When a particular song came on the dentist said something along the lines of ...." Its a long time since I heard this, last time we were sat on top of a hill in the Peak District firing a rocket into the sky" Dental assistant " Was it bonfire night or a birthday?" Dentist " Neither it was my father in laws ashes "
I had never heard of this before so had a look - seemingly there are fireworks for the flamboyant personality or the more serene
I have to return to the ancestral village before long. The family friend who took care of the two family tombs (with payment twice a year for flowers -- Easter and All Saints Day are the important cemetery dates in France -- died several months ago, so now it is all up to me. Poor Gertrude even washed at least ten of the tombs every week. Her in-laws and, more importantly, her daughter, are in the cemetery. After all, it is not a major job and it probably guarantees a pretty good place in heaven for the believers. I'm not sure what happens to the rest of us.
In reality, I don't believe that it is important at all to take care of the tombs, but I am always happy to have an excuse to go somewhere.
I read somewhere recently of one idea that has me thinking... The departed person was a great traveller as were his family and friends. They had a memorial service and a wake, after which the urn was placed on a table with small seal-able plastic bags and a spoon. The guests were invited to take a small amount of ashes in a bag and on their travels release them in interesting places all around the world, then let his family know where. There followed a list of places where the ashes were scattered and the departed certainly covered much of the world.
I was wondering if somehow cremated ashes could be grouped and used as fertiliser for trees or a garden. By the way, Renzo's remains were cremated along with a "batch" of pets who had died that week, and buried. I didn't want to pay more for an individual urn, but I'm glad he didn't become dog or cat food.
Graves can be useful for historians and anthropologists. But there are just so many that they have to be recycled! The huge increase in human population obvously means an increase in number of dead, despite the much longer life expectancy in many countries of the world.
Greetings from smokey, hot Oregon! I haven't been here in ages, so I guess it's weirdly appropriate that I reappear in this particular post. Last fall I took a little 10-day trip to the coast, to Crescent City, California where I was born. I had a slight notion of the hospital where I was born, but of course it was no longer on the ocean bluff that I vaguely remembered (nope, don't remember my birth, but do remember having my tonsils out at age 5).
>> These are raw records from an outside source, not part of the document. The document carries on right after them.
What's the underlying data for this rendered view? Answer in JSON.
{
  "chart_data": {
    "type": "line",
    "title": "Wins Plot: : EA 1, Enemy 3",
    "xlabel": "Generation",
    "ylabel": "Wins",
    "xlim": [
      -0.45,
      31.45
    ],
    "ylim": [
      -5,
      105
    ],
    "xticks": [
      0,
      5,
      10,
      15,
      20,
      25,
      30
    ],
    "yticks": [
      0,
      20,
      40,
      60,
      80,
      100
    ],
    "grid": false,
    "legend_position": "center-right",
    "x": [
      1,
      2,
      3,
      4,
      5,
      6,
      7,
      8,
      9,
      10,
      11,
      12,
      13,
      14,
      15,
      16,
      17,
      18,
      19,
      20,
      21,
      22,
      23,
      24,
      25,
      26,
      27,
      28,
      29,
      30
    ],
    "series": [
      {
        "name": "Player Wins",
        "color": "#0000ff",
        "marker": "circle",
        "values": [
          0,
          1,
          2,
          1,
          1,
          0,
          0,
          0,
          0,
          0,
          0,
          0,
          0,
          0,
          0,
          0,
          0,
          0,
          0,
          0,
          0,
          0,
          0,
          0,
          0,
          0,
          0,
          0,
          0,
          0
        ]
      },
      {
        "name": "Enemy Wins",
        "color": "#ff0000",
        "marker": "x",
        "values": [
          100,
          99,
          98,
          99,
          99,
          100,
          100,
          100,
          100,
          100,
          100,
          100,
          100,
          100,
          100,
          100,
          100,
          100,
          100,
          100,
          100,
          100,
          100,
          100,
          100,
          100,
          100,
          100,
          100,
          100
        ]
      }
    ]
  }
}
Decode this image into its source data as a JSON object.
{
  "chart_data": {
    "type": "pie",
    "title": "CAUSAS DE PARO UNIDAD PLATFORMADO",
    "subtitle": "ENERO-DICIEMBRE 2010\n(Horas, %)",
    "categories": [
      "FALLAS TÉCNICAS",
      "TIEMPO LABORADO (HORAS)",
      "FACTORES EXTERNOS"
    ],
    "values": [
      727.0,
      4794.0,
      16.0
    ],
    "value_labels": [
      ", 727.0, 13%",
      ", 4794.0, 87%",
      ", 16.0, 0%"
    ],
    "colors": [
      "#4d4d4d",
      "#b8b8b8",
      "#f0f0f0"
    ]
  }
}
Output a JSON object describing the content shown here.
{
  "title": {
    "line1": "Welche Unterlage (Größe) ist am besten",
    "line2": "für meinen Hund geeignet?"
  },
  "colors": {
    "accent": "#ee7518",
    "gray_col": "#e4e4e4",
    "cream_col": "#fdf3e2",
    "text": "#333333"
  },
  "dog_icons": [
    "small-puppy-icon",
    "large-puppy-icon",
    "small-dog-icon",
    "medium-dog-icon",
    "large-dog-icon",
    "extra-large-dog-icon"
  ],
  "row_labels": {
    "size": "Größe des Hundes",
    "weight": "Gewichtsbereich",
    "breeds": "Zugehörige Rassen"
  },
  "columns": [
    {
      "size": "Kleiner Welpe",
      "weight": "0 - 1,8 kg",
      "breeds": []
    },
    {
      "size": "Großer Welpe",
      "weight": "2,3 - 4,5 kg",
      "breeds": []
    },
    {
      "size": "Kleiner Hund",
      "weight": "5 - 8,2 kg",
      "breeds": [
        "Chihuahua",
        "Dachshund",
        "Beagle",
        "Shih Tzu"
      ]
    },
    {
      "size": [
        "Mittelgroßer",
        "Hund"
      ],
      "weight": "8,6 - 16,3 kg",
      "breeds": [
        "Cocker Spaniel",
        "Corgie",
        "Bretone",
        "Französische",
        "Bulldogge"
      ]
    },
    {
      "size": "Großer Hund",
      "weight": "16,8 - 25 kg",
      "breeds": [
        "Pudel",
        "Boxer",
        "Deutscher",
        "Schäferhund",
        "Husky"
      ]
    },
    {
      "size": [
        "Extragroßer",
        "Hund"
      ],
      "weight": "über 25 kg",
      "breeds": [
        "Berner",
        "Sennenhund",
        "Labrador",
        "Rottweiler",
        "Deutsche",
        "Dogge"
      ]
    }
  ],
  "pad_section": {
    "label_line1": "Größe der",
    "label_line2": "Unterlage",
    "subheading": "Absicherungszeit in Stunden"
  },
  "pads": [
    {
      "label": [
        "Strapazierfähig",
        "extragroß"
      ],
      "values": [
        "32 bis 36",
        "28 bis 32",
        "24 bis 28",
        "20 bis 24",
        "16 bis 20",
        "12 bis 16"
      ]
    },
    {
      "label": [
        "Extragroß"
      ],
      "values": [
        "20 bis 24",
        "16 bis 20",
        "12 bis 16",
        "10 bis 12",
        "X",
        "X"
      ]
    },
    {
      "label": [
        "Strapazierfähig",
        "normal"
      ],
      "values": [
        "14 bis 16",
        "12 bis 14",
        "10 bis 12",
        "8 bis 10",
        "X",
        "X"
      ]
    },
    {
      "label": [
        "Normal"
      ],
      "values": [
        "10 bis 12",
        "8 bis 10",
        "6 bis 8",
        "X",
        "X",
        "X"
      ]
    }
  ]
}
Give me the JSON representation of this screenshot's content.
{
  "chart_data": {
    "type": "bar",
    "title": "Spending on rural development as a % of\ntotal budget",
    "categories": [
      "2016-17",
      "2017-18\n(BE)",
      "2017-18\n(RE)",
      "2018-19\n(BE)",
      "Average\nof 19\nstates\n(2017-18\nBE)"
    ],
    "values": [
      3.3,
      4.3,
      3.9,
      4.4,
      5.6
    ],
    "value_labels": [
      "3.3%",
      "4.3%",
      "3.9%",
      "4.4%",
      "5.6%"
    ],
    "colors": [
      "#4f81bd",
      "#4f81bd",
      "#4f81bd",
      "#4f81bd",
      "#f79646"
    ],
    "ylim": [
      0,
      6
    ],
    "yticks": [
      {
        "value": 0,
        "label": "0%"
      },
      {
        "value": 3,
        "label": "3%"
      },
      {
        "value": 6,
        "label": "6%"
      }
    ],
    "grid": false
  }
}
I happened to strike up a conversation with two Yurok men. One asked why I was visiting from Klamath Falls, one thing led to another and I mentioned I was born in the old hospital in Crescent City. Coincidentally, so was he. He told me where the site was, now occupied by a hotel, and I drove there the next day. There was the hotel...and there was the beach just below. I surprised myself by feeling moved. Intensely wistful, happy, thinking of the 69 year winding path that led back to that beach, from September, 1947 to October, 2017. It wasn't until I got home that I thought of it as my final resting place, where my son can toss my ashes into the surf. Or, into the kelp, I don't care. Might as well go full circle.
We're all at risk of losing a friend, or someone even closer, or ourselves leaving this earth any minute. Peace to all.
Hello Diane! It's a great pleasure to see you here again. And you've added to that pleasure and to this thread enormously with that very thoughtful post. Beautiful photograph of a beautiful place. What a great idea to make a full circle of your journey on this earth. Thanks for this and for the message at the end.